Whenever The Scargiver‘s storytelling aims for the capital G-Grand Space Opera, it falters. Consider Mordred’s final clash with Arthur in Excalibur for the fate of Britain in comparison. It isn’t exciting because Britain’s present and future is on the line. It’s because it pits a flawed but good man who never got to be human against the rotten-hearted son fueled by endless hatred groomed into him by his mother/aunt. They’re compelling characters whose inner lives Excalibur has brought to life.
Humanity makes the grand grand. Without it, it’s just so much gesturing.

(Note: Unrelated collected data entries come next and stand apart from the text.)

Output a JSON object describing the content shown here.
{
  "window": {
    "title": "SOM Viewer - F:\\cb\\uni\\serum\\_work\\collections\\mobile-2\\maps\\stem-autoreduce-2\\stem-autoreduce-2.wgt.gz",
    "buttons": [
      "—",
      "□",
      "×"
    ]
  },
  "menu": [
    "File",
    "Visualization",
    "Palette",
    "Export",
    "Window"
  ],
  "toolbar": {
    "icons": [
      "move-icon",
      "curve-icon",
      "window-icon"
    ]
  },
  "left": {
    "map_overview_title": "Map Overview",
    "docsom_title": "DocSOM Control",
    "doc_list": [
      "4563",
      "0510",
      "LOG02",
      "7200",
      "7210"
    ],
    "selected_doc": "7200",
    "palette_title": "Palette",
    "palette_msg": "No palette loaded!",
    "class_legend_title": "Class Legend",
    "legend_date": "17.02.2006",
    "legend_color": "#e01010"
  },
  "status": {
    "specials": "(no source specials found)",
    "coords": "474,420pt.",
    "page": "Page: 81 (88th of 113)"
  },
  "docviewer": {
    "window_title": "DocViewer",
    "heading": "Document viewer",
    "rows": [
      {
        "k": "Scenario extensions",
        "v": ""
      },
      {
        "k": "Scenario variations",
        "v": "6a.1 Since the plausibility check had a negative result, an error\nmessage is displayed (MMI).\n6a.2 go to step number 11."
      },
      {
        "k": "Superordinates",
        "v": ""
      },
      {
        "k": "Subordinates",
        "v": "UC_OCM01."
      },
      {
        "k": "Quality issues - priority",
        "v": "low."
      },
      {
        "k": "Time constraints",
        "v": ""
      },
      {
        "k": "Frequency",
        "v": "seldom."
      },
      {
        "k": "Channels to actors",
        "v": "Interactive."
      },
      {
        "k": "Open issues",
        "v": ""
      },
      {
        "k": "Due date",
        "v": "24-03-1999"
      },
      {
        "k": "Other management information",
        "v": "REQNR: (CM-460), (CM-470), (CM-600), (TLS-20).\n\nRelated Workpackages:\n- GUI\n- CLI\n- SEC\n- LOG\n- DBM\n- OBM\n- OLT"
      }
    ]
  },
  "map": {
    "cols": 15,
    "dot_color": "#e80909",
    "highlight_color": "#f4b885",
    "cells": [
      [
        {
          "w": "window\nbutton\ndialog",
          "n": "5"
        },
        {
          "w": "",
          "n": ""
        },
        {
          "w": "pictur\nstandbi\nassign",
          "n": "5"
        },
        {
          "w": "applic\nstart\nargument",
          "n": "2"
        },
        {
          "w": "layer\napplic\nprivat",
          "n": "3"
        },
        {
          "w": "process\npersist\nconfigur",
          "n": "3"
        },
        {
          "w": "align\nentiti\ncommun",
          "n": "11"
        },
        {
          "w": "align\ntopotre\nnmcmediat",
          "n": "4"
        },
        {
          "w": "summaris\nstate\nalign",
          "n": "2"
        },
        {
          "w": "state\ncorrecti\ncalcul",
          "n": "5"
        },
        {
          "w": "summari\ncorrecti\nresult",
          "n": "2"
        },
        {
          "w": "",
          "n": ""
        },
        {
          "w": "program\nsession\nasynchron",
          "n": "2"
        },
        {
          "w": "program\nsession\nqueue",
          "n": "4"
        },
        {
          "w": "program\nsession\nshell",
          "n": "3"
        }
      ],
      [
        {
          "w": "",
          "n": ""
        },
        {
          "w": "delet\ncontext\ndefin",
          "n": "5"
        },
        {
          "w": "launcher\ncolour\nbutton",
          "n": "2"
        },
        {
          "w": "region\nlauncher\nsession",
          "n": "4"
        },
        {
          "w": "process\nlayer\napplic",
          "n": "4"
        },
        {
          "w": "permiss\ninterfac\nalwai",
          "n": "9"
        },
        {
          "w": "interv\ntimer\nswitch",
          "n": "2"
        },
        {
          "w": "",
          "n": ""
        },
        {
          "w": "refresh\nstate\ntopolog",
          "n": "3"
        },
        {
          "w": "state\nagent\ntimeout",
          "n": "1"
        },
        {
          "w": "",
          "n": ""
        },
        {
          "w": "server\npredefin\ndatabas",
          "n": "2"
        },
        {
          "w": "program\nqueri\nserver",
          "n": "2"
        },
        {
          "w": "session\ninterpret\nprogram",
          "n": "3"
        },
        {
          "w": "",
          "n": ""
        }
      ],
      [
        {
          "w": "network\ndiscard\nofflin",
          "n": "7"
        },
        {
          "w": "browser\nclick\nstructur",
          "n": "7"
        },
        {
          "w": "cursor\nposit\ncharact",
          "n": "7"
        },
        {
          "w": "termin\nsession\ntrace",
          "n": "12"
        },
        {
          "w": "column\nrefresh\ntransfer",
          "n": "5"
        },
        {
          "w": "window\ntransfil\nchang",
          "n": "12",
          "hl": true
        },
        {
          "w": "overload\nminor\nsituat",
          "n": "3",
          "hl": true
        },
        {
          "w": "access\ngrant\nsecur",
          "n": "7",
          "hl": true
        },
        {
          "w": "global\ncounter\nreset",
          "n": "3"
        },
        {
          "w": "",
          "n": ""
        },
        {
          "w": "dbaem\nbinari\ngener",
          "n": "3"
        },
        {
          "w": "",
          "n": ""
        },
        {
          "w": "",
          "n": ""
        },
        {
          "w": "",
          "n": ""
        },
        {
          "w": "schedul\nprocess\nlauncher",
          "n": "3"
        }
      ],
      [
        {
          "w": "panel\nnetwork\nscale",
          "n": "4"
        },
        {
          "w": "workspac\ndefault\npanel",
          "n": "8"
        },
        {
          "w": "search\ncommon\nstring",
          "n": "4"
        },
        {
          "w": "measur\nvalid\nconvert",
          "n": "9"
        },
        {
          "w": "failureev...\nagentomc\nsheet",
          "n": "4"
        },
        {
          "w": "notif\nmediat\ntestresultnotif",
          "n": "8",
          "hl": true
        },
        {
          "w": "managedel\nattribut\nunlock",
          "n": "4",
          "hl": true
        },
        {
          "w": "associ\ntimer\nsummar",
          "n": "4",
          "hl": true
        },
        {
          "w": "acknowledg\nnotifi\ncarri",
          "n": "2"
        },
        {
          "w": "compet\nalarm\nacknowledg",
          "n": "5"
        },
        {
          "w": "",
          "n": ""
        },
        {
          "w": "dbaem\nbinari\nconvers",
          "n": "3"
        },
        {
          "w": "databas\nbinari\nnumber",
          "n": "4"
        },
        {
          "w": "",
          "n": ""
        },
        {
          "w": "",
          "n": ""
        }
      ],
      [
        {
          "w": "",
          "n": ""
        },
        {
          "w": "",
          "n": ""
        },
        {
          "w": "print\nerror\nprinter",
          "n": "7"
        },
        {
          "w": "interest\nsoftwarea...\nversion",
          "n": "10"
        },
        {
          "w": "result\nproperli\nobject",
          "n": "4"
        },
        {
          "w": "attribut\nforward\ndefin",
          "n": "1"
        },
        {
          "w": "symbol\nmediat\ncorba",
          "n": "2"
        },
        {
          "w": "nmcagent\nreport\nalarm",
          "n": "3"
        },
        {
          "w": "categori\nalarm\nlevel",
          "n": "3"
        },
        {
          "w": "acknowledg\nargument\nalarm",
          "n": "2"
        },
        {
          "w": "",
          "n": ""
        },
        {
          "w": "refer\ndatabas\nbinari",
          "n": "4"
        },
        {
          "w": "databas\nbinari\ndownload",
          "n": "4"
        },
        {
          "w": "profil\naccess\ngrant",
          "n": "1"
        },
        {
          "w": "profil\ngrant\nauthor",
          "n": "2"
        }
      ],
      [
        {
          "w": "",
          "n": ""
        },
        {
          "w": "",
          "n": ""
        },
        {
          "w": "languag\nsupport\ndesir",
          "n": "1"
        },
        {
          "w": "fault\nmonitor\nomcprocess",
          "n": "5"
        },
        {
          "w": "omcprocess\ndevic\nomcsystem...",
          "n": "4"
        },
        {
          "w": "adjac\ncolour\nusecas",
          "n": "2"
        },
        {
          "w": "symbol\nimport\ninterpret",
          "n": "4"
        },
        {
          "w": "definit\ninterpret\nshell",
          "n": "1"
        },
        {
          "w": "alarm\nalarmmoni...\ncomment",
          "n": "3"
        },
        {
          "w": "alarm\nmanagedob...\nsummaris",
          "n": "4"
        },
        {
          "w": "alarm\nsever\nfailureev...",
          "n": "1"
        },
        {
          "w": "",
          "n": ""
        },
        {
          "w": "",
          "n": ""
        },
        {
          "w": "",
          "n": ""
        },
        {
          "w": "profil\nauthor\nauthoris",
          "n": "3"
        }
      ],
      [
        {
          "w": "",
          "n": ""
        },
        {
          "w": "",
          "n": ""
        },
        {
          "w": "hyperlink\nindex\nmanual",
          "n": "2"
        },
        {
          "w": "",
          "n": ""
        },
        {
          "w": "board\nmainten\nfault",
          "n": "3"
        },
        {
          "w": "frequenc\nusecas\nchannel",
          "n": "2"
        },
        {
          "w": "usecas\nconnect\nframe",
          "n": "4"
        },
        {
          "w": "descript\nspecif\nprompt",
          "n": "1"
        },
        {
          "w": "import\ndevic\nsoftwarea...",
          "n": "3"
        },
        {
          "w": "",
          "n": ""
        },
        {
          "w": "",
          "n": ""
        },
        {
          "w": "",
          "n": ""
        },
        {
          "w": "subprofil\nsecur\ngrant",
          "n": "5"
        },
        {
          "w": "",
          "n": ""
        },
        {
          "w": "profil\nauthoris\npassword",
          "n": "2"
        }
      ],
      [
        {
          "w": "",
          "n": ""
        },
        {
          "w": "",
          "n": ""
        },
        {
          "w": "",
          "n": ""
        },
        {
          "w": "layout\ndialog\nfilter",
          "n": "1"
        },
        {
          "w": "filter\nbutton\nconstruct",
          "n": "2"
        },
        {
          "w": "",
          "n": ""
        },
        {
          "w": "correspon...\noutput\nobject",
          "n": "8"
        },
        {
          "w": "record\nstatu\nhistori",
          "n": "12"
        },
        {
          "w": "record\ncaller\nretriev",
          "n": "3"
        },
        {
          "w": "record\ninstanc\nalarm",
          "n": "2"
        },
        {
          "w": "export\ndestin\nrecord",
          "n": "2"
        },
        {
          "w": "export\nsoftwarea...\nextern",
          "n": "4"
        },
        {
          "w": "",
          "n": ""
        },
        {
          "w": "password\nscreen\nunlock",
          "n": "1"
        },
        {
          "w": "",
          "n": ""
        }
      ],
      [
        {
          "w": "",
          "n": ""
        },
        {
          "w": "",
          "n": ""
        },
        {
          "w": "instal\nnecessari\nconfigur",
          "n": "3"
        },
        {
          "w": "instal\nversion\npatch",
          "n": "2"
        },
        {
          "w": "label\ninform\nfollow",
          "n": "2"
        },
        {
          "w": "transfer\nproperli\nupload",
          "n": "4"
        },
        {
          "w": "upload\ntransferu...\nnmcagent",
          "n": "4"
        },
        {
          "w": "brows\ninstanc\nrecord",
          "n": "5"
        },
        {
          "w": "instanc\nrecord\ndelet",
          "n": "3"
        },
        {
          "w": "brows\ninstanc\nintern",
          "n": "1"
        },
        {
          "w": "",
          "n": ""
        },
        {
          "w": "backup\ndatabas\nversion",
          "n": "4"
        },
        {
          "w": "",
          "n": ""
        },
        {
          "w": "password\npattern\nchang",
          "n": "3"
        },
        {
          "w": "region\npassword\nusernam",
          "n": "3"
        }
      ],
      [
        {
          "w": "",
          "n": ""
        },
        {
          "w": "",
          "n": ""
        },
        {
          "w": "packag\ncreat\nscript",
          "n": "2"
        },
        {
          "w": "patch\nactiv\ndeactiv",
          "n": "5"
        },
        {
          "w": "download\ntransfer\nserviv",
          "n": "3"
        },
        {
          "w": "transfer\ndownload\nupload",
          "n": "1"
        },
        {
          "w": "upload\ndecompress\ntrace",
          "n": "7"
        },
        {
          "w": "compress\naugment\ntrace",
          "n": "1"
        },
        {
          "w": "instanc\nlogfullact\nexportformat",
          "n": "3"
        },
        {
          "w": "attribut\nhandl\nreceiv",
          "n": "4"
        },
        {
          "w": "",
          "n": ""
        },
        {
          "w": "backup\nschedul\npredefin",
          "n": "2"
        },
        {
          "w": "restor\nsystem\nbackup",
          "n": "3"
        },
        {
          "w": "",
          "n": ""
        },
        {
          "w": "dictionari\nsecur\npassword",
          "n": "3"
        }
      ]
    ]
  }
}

When The Scargiver breathes and focuses on what’s happening on screen rather than in the larger Rebel Moon world, it works. That’s what makes its insistence on meaning and worldcraft so disappointing.
Skrein blends Noble’s obsessive desire for revenge on Kora with imperial callousness to create a fun monster. He is so sure of himself that his subordinates obey him as much for his confidence as to avoid his cruelty. Kora’s driven to stop him even if she may not hate him like an archnemesis. He’s a threat to the community she loves, and for that, she must kill him (again). It’s a strong rivalry, ensuring their eventual duel anchors the final battle well.
Indeed, the bizarre staginess of Kora’s pivotal flashback aside, The Scargiver‘s action is quite good. Snyder uses the big battle’s scope and scale to his advantage, carving out space for Doona Bae to go toe-to-toe with a squad of sword-wielding supercommandoes while defending folks who cannot fight and space for Djimon Hounsou to lead a makeshift army in a defensive action against an overconfident gaggle of goons who wise up fast. No one wins easily here. The fights come down to fingernails and luck. It’s consistently enjoyable and varied—impressive, given the sequence’s length.
For all that Rebel Moon: Part Two—The Scargiver does well, it still gets caught up in itself far too often. There’s a hollowness to its worldcraft that actively sabotages several of its key dramatic moments, leaving it never better than fine. If you’re on Netflix and have a hankering for Zack Snyder, I’d say Army of the Dead is the way to go.
Rebel Moon: Part Two – The Scargiver stands against the fiendish Admiral Noble now on Netflix.